I challenged Mr. Anderson's observations.


"Then we too remain savage as a meat axe."


"I am afraid that in spite of our guns, ships, and machines, we remain only a little above the savage," responded Mr. Anderson.


I was not convinced by Benjamin Anderson's comments that violence in America or  Europe could be compared to what was transpiring in the interior of Liberia.  In America, the white men had developed a society that, for the most part, was not in a state of crisis.  I would come to call into question Mr. Anderson's statement, even more, in the coming weeks of our journey.


On Friday, the 4th of December, 1868 our team of native African men rested at the foot of a hill in the town of Vukkah.  This area lay between the boundary of the Boozie and the Mandingo territories.  What I saw in Vakkah was unlike anything that I had seen in more prosperous towns. 


“These houses are worn and untidy.  This town of the Boozies seems dangerous,” exclaimed Mr. Anderson.


I turned to our leader.


“Mr. Anderson, I believe that we are safe because we were under the protection of King Dowilnyah that kept us from any harm.”


Mr. Anderson gave a sigh of relief.


“You are correct, Brown.  These natives will not attack us or rob us because they have been given word through their drums that the two white black men shall not be harassed.”


On Saturday the 5th of December, 1868, my convoy and I crossed over the Vukkah hills and into Mandingo country.  Once finding our way into Nu-Somadu or Mahommadu, a town surrounded by very thin walls, we were housed in a small conical clay hut shaped with a conical long grass roof.  We shared the hut with a saddle, stirrups, a bridle, with leather leggings, and a tremendous tower of guns. Before we left the town, the chief had a heifer killed and cooked the meat with onions for our convoy.


I personally enjoyed the cooked meat that was given to me on a large plate-sized leaf along with a king’s ransom of brown rice. One item that was correct about so-called darkest Africa was the fact that everywhere we went, they fed us.


After giving the chief a few watches, a frock coat, and a one double barreled pistol, we left and wandered into another village.


I came to believe that the study of history as it appears in most school books promoted politics, wars, and great conquering empires, but should ignore the fact that men in Europe, Asia, America, and even in Africa, spent most of their efforts in taming the land. What I learned in my journeys with Benjamin Anderson was that native Africa had some empires, but most Africans lived on small to modest sized farms.  In those towns, these natives mostly farmed, and employed themselves as traders, or animal husbandry. I hoped that when the history of these native peoples is finally revealed to the world, it will concern less regarding empires and more about the humble farmers and traders.  I remember mentioning to Mr. Anderson these matters before we continued our journey to the village of Naalah.

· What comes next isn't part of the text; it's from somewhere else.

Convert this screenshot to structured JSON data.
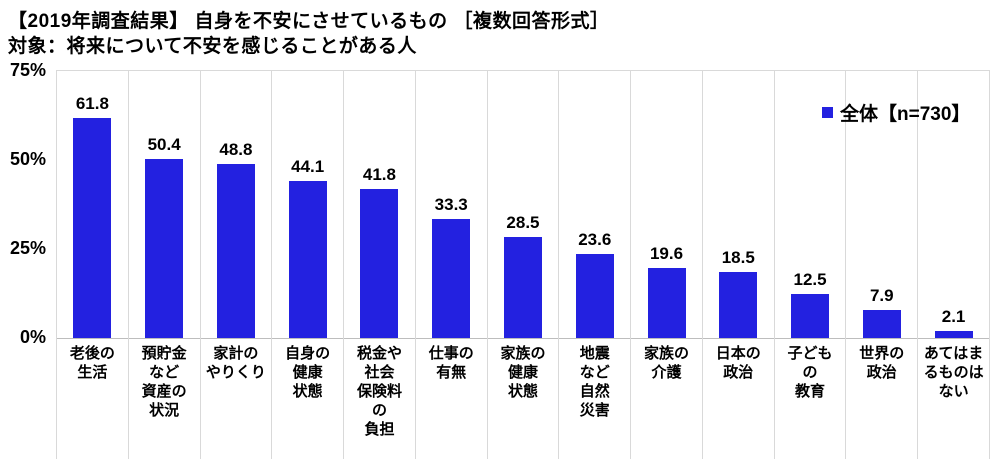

"Since we have been on this trip, we have not seen the grandeur of stone edifices and, underground tombs that we expect to see if we visited Egypt," said Mr. Anderson.


"I expect not, but I do not see why the people here who have such beauty in their mountains, streams, lakes, and forests would need to design a pyramid for their royalty," I shot back to him.


Benjamin Anderson smiled.


"Your observation has some merit, my friend."